Line No. 629 This is the algorithm step C, the algorithm once again to each root node using depth first search, check each variable container reference count. If the reference count is 0, the variable container is marked with white. If the reference count is greater than 0, restore the use of a depth-first search at this point, minus 1 for reference counts (that is, reference count plus 1), and then re-mark them with black.
The last step of line No. 630 algorithm D, the algorithm traverses the root buffer to remove the variable container root (Zval roots) from there, and checks to see if there is a variable container labeled white in the previous step. Each variable container that is marked with white is cleared. in [Gc_collect_cycles ()-> gc_collect_roots ()-> zval_collect_white ()] we can see that the node for the white mark is added to the global variable Zval_to_ Free list. This list is useful in subsequent operations.
The garbage collection mechanism of PHP is marked in four colors during execution.
Gc_white White means rubbish
Gc_purple Purple indicates that the buffer has been placed
Gc_grey Grey indicates that a refcount operation has been performed.
Gc_black Black is the default color, normal
The relevant markup and operation code are as follows:
Copy Code code as follows:
#define Gc_color 0x03
#define Gc_black 0x00
#define Gc_white 0x01
#define Gc_grey 0x02
#define Gc_purple 0x03
#define Gc_address (v) \
((gc_root_buffer*) ((zend_uintptr_t) (v)) & ~gc_color))
#define Gc_set_address (v, a) \
(v) = ((gc_root_buffer*) (((zend_uintptr_t) (v)) & Gc_color) | ((zend_uintptr_t) (a)))

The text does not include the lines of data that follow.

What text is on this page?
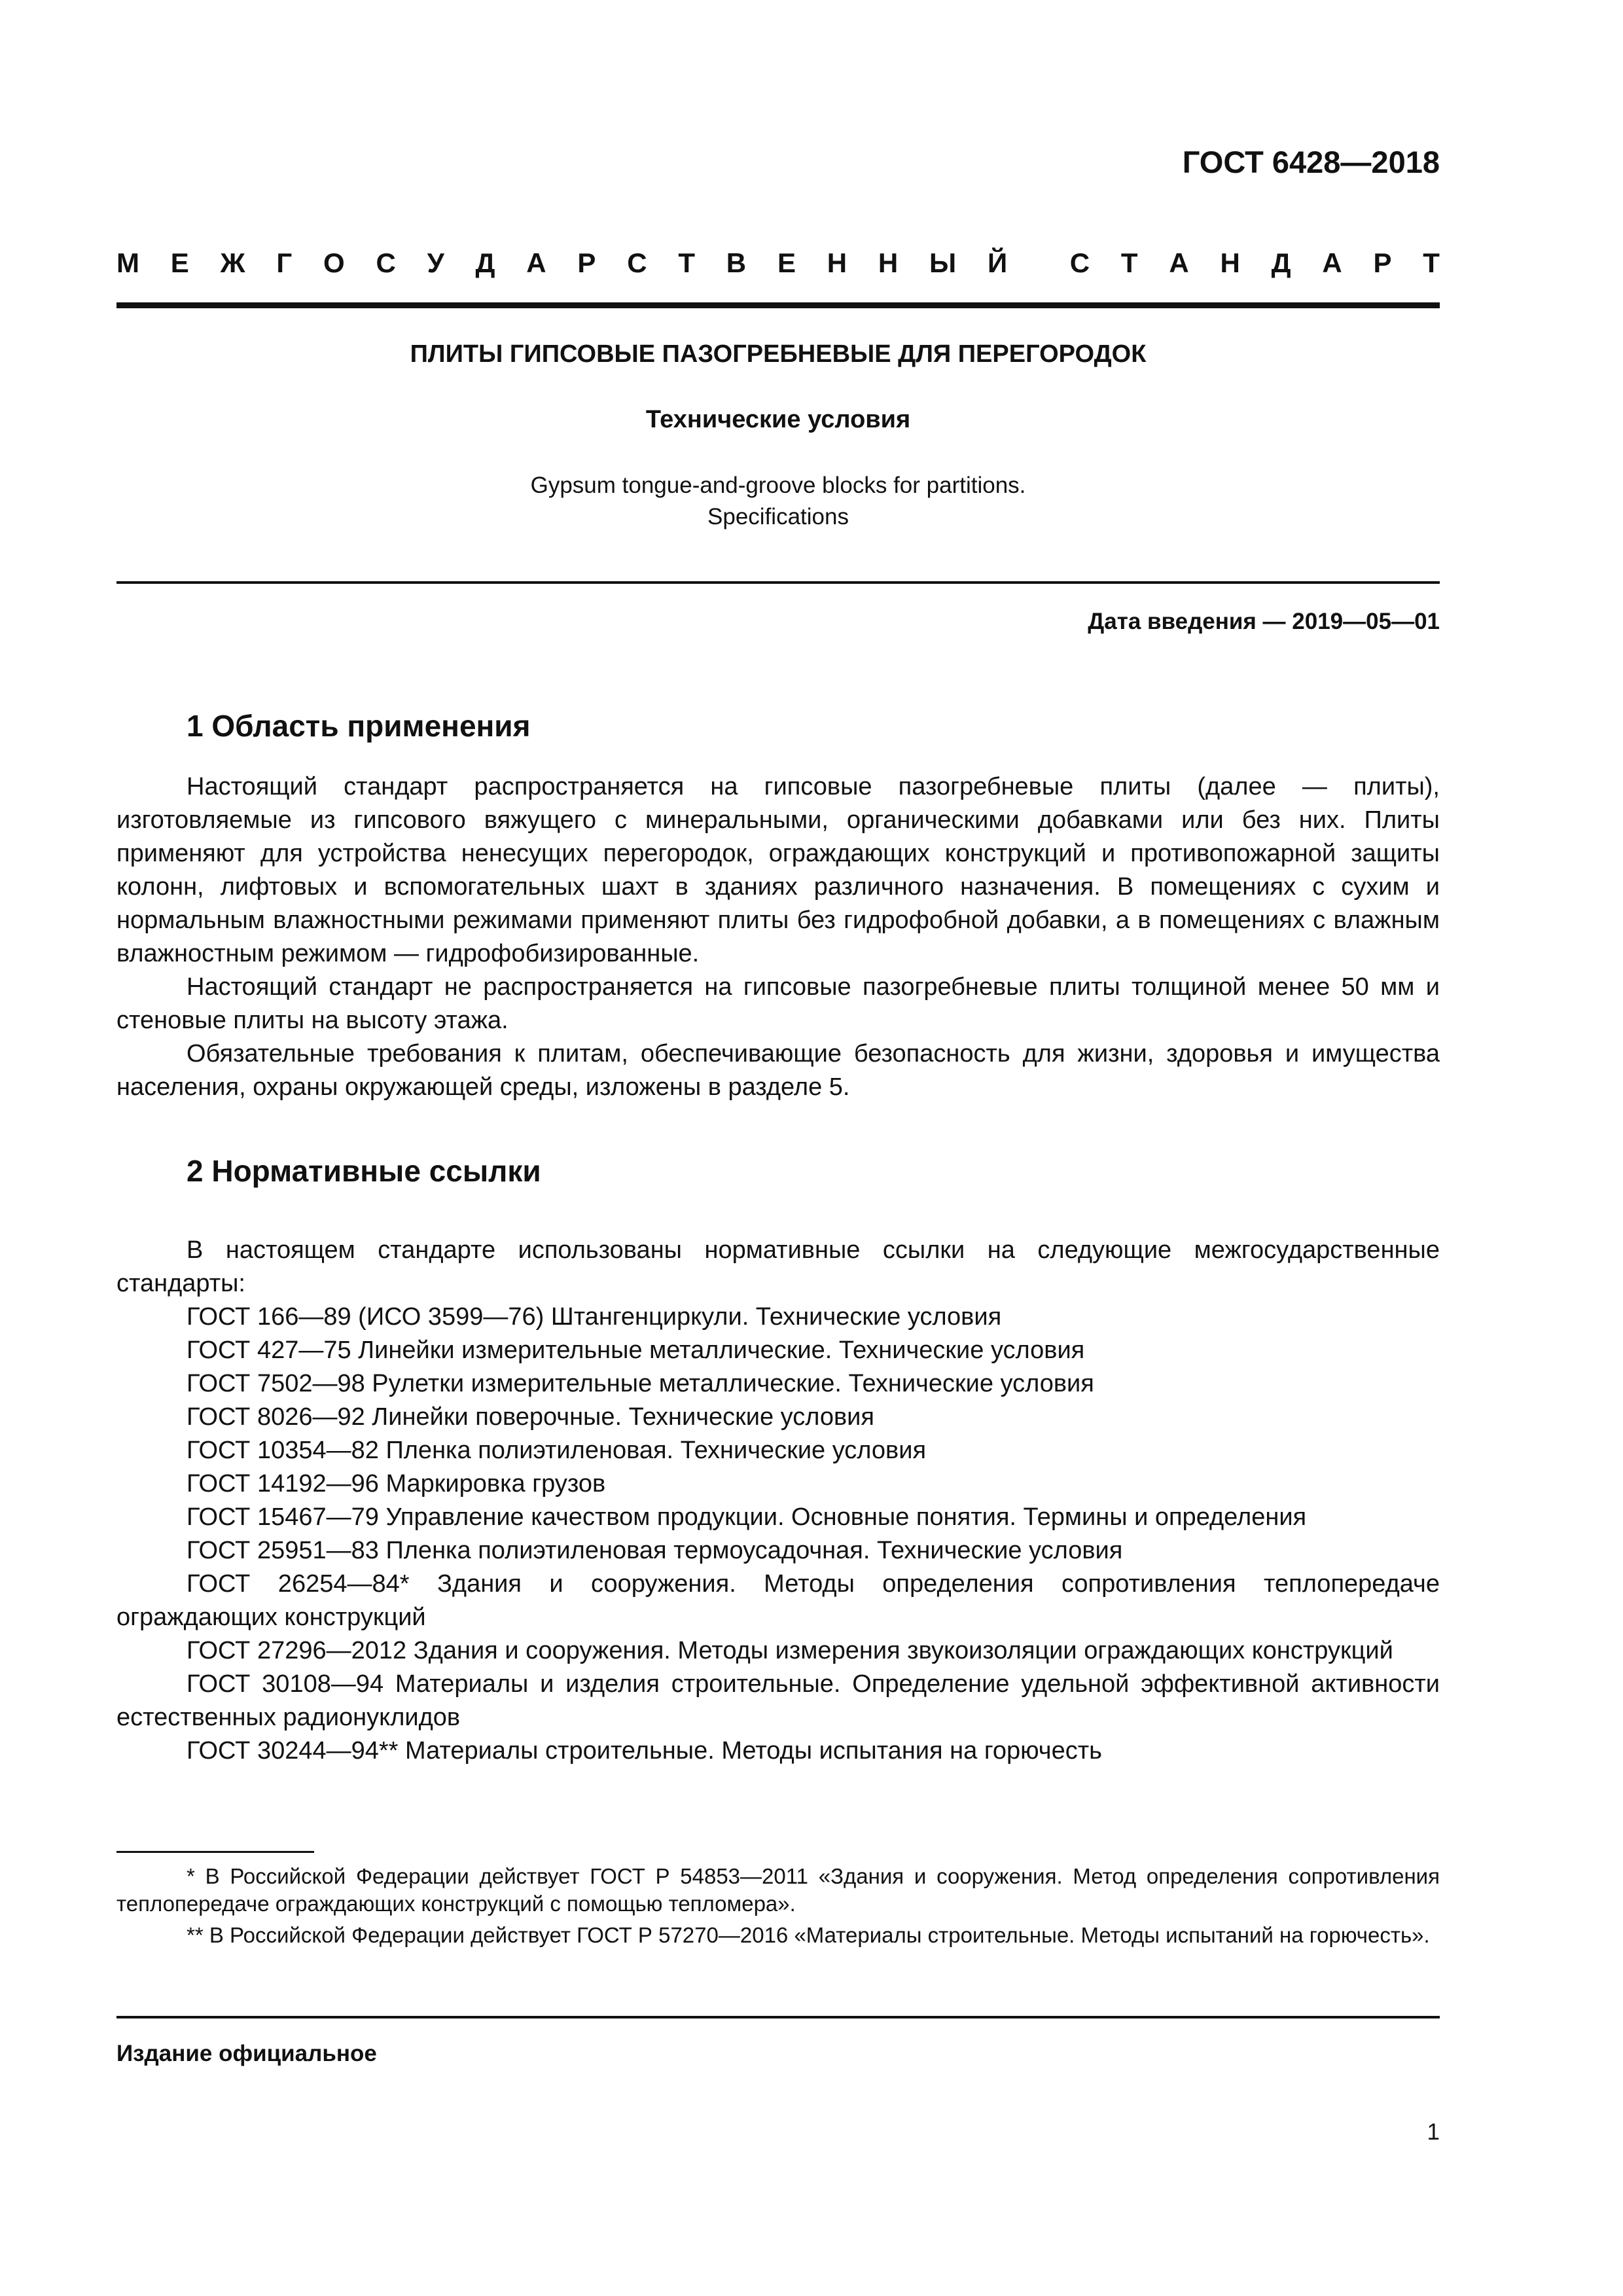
ГОСТ 6428—2018
М Е Ж Г О С У Д А Р С Т В Е Н Н Ы Й С Т А Н Д А Р Т
ПЛИТЫ ГИПСОВЫЕ ПАЗОГРЕБНЕВЫЕ ДЛЯ ПЕРЕГОРОДОК
Технические условия
Gypsum tongue-and-groove blocks for partitions.
Specifications
Дата введения — 2019—05—01
1 Область применения

Настоящий стандарт распространяется на гипсовые пазогребневые плиты (далее — плиты), изготовляемые из гипсового вяжущего с минеральными, органическими добавками или без них. Плиты применяют для устройства ненесущих перегородок, ограждающих конструкций и противопожарной защиты колонн, лифтовых и вспомогательных шахт в зданиях различного назначения. В помещениях с сухим и нормальным влажностными режимами применяют плиты без гидрофобной добавки, а в помещениях с влажным влажностным режимом — гидрофобизированные.

Настоящий стандарт не распространяется на гипсовые пазогребневые плиты толщиной менее 50 мм и стеновые плиты на высоту этажа.

Обязательные требования к плитам, обеспечивающие безопасность для жизни, здоровья и имущества населения, охраны окружающей среды, изложены в разделе 5.

2 Нормативные ссылки

В настоящем стандарте использованы нормативные ссылки на следующие межгосударственные стандарты:

ГОСТ 166—89 (ИСО 3599—76) Штангенциркули. Технические условия

ГОСТ 427—75 Линейки измерительные металлические. Технические условия

ГОСТ 7502—98 Рулетки измерительные металлические. Технические условия

ГОСТ 8026—92 Линейки поверочные. Технические условия

ГОСТ 10354—82 Пленка полиэтиленовая. Технические условия

ГОСТ 14192—96 Маркировка грузов

ГОСТ 15467—79 Управление качеством продукции. Основные понятия. Термины и определения

ГОСТ 25951—83 Пленка полиэтиленовая термоусадочная. Технические условия

ГОСТ 26254—84* Здания и сооружения. Методы определения сопротивления теплопередаче ограждающих конструкций

ГОСТ 27296—2012 Здания и сооружения. Методы измерения звукоизоляции ограждающих конструкций

ГОСТ 30108—94 Материалы и изделия строительные. Определение удельной эффективной активности естественных радионуклидов

ГОСТ 30244—94** Материалы строительные. Методы испытания на горючесть

* В Российской Федерации действует ГОСТ Р 54853—2011 «Здания и сооружения. Метод определения сопротивления теплопередаче ограждающих конструкций с помощью тепломера».

** В Российской Федерации действует ГОСТ Р 57270—2016 «Материалы строительные. Методы испытаний на горючесть».

Издание официальное
1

#define Gc_get_color (v) \
(((zend_uintptr_t) (v)) & Gc_color)
#define Gc_set_color (v, c) \
(v) = ((gc_root_buffer*) (((zend_uintptr_t) (v)) & ~gc_color) | (c)))
#define Gc_set_black (v) \
(v) = ((gc_root_buffer*) ((zend_uintptr_t) (v)) & ~gc_color))
#define Gc_set_purple (v) \
(v) = ((gc_root_buffer*) ((zend_uintptr_t) (v)) | Gc_purple))
The above is a bit to mark the state of the way in the PHP source code to use a high frequency, such as memory management is useful to, this is a more efficient and save the program. However, when we do database design may not be used for fields this way, should be in a more intuitive, more readable way to achieve.